# Watermelons and soil

I meant to write this post a couple of weeks ago, right after Presh Talwalkar published this video:

It’s the only mathematical brain teaser I’ve run into for which being a civil engineer made the solution a snap. I solved it in my head almost immediately.

Normally, this is where I’d encourage you to watch the video, but 10+ minutes is too long for this puzzle. You don’t need to hear Talwalkar go through incorrect and inefficient solutions. Here’s the problem statement:

I carried 100 kg of watermelons in the summer by train. In the beginning, their water content was 99%. By the time I reached the destination, the water content had dropped to 98%. In the end, how much did the watermelons weigh?

The key to solving it is to focus not on the mass and percentage of water in the watermelons, but on the mass and percentage of solid material. Why? Because the mass of solid material doesn’t change during the drying process. Only water evaporates away.

So we start with 1 kg of solid material (1% of 100 kg). We also end with 1 kg of solid material, but now it’s 2% of the total mass. And 2% of what is 1 kg? 50 kg. Done.

What does this have to do with civil engineering? Most civil engineers have to take at least one soil mechanics course (I took two and there was also a lot of soil mechanics in a pavement design class), and one of the first things you learn in such a class is how to quickly and accurately do calculations regarding the relative amounts of air, water, and solid material in soil. You need this ability because certain aspects of soil behavior—things like drainage, consolidation, and bearing capacity—depend to a large extent on these quantities.

A common technique is to use what’s called a block diagram to visualize the amounts and assist in the calculations.
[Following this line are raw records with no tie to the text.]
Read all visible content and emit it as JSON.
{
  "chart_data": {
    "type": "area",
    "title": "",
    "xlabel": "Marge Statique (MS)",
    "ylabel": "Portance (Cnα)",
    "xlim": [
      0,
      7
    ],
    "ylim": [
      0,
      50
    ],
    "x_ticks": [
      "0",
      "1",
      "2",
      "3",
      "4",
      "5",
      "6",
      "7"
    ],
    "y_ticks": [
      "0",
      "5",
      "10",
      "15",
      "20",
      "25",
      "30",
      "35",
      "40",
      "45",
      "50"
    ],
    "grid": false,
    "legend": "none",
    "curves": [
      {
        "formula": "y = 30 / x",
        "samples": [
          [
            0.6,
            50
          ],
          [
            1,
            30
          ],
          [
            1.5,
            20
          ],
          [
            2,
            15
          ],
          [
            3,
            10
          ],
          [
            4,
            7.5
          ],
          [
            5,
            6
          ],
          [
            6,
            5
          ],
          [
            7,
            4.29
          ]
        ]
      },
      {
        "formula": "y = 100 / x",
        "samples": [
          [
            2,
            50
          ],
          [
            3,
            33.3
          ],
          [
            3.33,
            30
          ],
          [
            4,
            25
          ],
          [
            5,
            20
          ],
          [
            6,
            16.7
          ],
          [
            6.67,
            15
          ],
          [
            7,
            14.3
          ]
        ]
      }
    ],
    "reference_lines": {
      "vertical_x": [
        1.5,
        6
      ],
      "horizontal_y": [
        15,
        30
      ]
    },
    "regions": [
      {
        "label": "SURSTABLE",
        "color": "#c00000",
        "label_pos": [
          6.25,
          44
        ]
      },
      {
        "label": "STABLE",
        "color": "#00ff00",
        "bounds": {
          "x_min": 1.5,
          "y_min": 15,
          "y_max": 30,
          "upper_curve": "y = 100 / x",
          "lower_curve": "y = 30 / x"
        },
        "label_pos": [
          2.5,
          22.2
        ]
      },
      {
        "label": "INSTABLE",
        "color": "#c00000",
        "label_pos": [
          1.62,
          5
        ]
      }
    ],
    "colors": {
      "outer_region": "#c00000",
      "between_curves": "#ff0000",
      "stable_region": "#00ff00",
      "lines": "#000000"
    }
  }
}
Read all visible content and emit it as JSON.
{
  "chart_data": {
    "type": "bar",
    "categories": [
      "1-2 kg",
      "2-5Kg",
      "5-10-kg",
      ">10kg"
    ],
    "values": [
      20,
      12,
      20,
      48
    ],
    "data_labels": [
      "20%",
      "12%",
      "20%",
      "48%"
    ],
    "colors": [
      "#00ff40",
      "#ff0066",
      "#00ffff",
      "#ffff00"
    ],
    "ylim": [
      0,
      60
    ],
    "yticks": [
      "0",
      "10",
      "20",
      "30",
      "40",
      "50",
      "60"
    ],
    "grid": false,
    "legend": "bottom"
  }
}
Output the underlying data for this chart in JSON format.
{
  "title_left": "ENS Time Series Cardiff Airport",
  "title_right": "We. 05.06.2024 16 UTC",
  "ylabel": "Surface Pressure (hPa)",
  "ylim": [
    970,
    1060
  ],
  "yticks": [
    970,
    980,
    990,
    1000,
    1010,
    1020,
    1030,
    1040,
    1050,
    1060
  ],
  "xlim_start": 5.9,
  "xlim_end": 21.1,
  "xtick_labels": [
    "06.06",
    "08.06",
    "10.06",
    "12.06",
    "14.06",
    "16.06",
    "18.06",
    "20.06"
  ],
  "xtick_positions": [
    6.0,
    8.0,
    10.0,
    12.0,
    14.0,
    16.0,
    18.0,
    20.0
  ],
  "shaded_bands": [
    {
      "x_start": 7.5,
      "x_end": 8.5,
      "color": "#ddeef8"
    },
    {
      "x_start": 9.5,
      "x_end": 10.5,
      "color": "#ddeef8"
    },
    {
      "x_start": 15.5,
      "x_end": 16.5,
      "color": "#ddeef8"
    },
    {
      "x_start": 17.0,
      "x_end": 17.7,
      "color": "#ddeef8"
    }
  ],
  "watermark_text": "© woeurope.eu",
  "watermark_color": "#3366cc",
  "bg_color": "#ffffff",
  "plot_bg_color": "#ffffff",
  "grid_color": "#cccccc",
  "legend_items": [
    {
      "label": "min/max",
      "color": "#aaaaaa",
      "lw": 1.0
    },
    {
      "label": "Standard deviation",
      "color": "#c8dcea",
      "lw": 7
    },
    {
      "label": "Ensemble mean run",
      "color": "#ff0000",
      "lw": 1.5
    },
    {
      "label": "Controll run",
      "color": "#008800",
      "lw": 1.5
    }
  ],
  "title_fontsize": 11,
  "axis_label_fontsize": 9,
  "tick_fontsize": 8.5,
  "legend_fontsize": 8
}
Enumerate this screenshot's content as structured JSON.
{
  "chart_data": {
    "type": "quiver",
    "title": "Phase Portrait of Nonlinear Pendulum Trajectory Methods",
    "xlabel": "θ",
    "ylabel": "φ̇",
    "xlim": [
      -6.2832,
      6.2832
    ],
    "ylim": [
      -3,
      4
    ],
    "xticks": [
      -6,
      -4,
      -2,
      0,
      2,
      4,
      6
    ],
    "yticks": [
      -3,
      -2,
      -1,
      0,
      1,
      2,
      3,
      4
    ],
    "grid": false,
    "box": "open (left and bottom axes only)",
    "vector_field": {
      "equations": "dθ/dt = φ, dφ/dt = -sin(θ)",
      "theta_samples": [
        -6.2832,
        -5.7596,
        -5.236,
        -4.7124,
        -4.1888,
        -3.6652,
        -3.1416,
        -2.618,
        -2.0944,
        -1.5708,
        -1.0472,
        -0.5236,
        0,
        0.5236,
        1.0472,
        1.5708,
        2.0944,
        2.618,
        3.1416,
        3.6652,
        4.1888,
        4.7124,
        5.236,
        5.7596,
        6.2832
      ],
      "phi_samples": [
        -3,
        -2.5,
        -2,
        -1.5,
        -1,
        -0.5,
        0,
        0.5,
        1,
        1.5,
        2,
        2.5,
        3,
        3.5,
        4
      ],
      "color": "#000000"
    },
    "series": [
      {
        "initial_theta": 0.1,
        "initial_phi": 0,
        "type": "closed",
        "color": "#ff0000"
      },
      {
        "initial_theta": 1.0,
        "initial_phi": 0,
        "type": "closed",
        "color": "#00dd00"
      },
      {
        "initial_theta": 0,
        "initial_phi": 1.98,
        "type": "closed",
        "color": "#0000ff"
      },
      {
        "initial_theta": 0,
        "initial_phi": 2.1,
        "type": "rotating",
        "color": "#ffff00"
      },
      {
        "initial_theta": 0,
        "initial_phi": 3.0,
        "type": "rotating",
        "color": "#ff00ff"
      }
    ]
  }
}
Here’s a generic block diagram from the book used in my first soil mechanics class, Introductory Soil Mechanics and Foundations by George F. Sowers.

(Note that this is Figure 1.1 in the book. I told you it was one of the first things you learn.)

Volume figures are kept on one side of the diagram and mass or weight figures are kept on the other. Certain quantities are always known:

• The weight of air is zero.
• The volume of air in saturated soil is zero.
• The mass and volume of water in oven-dried soil are both zero.

Why would you put soil in an oven to dry it? To insure that when you then weigh the soil, all you’re weighing is the solid material—all of the water has been driven off. You then use this information along with the weight of the sample before it was dried to figure out how much water was in the soil originally. Do these sorts of calculations enough times and you won’t be fooled by a watermelon problem.

I did say, though, that I solved the watermelon problem almost immediately. The “almost” part also comes from my soil mechanics classes.

Look back at the problem statement and you’ll see that the 99% and 98% figures are called the water content of the watermelons. And we took the water content to be mass of the water divided by the total mass, which is a perfectly normal way to think of water content. But in soil mechanics, water content has a specific and different definition. It’s the mass of the water divided by the mass of the solids, not the total mass. My best understanding is that it’s done this way because there are advantages to keeping the denominator constant. While the amounts of air and water can change with the seasons and with loading, a given amount of soil will always have the same amount of solids.

So as I read the problem, I remembered the soil mechanics definition of water content, and it made me hesitate. Could they be using that definition? No, I decided, that would be silly, and I went on to solve the problem.

Suppose, though, that we were supposed to use the soil mechanics definition of water content. What would be the final weight in that case? I leave that as an exercise for the reader.